Он не разделял точку зрения американских изобретателей, предпочитавших эксперимент, иногда даже слепой, теоретическим поискам. Знаменитый Эдисон считал, что лучше провести тысячу опытов, чем искать определенную закономерность. Так же поступил и Гудийр, пытаясь улучшить свойства резины, — подмешивал в нее все, что попадалось под руку: соль, сыр, орешник, чернила, негашеную известь. В отличие от них сфера поисков Целина была строго определенной — его внимание привлек горный воск — озокерит. Но опыты с этим веществом не имели практического смысла, ибо запасы его оказались весьма ограниченными. В конце концов он остановился на церезине — продукте перегонки нефти. Церезин содержит в себе мелкокристаллический воск, были все основания полагать, что в резине он поведет себя аналогично пчелиному.
Но теоретические предположения остаются всего лишь предположениями, пока не проверены практикой. А вот охотников тратить на проверки время и средства не находилось. Работал Целин заместителем начальника сборочного цеха, административными способностями не отличался и был на плохом счету. Оттого на все его требования организовать опыты с церезином неизменно следовал отказ. Начальник цеха, да и другие руководители считали, что Целин, плохо справлявшийся со своим прямым делом, норовит выскочить на изобретательстве.

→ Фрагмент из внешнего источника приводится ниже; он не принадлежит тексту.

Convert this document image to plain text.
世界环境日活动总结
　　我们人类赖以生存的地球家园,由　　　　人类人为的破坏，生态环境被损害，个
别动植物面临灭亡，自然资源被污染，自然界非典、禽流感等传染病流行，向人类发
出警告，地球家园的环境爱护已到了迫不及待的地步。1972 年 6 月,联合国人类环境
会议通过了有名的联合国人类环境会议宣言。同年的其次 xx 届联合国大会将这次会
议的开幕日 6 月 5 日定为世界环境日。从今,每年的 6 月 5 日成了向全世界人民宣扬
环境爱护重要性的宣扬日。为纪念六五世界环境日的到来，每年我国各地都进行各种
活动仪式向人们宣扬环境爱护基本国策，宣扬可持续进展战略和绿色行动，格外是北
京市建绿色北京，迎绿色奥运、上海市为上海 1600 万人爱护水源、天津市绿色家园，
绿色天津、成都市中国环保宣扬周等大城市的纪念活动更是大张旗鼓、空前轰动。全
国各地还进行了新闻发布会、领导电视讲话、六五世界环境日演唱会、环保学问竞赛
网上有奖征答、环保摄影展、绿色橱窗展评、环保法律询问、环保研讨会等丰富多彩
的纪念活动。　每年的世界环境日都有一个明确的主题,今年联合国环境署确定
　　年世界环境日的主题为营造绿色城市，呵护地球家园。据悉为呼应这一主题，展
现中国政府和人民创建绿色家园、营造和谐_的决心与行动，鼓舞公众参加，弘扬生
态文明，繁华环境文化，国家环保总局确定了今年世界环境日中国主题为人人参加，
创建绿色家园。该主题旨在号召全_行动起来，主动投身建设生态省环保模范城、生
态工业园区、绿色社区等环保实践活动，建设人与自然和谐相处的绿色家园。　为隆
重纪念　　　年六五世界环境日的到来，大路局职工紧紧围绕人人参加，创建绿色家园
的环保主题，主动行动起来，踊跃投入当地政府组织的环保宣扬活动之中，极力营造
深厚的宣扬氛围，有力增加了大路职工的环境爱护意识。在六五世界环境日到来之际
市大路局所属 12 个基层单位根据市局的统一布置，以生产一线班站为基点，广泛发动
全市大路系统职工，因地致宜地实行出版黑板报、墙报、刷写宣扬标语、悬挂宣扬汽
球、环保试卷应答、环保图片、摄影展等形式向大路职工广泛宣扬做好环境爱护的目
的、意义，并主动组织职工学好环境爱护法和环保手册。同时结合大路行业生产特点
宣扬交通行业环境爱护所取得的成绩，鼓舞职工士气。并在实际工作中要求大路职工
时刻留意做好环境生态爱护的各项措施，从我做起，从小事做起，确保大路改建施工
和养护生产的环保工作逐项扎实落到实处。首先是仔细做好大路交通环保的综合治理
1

Что оставалось ему? Только одно: писать и писать в разные инстанции. Этим и занимался Илья Михайлович в редкие свободные вечера. Но куда бы он ни обращался, письма пересылались в НИИРИК — Научно-исследовательский институт резины и каучука, — единственную организацию в стране, которая разрабатывала проблемы старения резины, — и оттуда неизменно приходили отказы. На штампованность отказов пожаловаться было нельзя — мотивировки всегда разные. То «Ваши предложения противоречат современным научным представлениям», то «Опыты с предложенным церезином проводились и признаны бесперспективными». Было и «лирическое» заключение: «Горячо советуем Вам направить Вашу неуемную энергию на те проблемы, решить которые Вы в состоянии». В слове «неуемная» машинистка сделала опечатку, пропустила «е», получилось «неумную», правда, отсутствующая буква была исправлена от руки. Отказы, как правило, подписывала Чалышева. Руководители института менялись, а Чалышева оставалась. Сначала она подписывалась «научный сотрудник», потом прибавилось слово «старший» — у Чалышевой появилось звание кандидата технических наук, — и Целин со страхом ждал того дня, когда кандидат станет доктором.
Тяжело воевать одному, а Илья Михайлович Целин долгое время оставался один. И не потому, что чуждался людей, нет, — не было на заводе человека, который не знал бы о его замыслах, о планах на будущее. Просто не находил единомышленников, и в основном потому, что идея его многим казалась незамысловатой, а следовательно, недостойной внимания. Да и трудно было поверить, что рядовой заводской инженер, к тому же довольно незадачливый, неказистой внешности, печатью таланта с виду не отмеченный, стоит на верном пути в решении сложнейшей технической проблемы.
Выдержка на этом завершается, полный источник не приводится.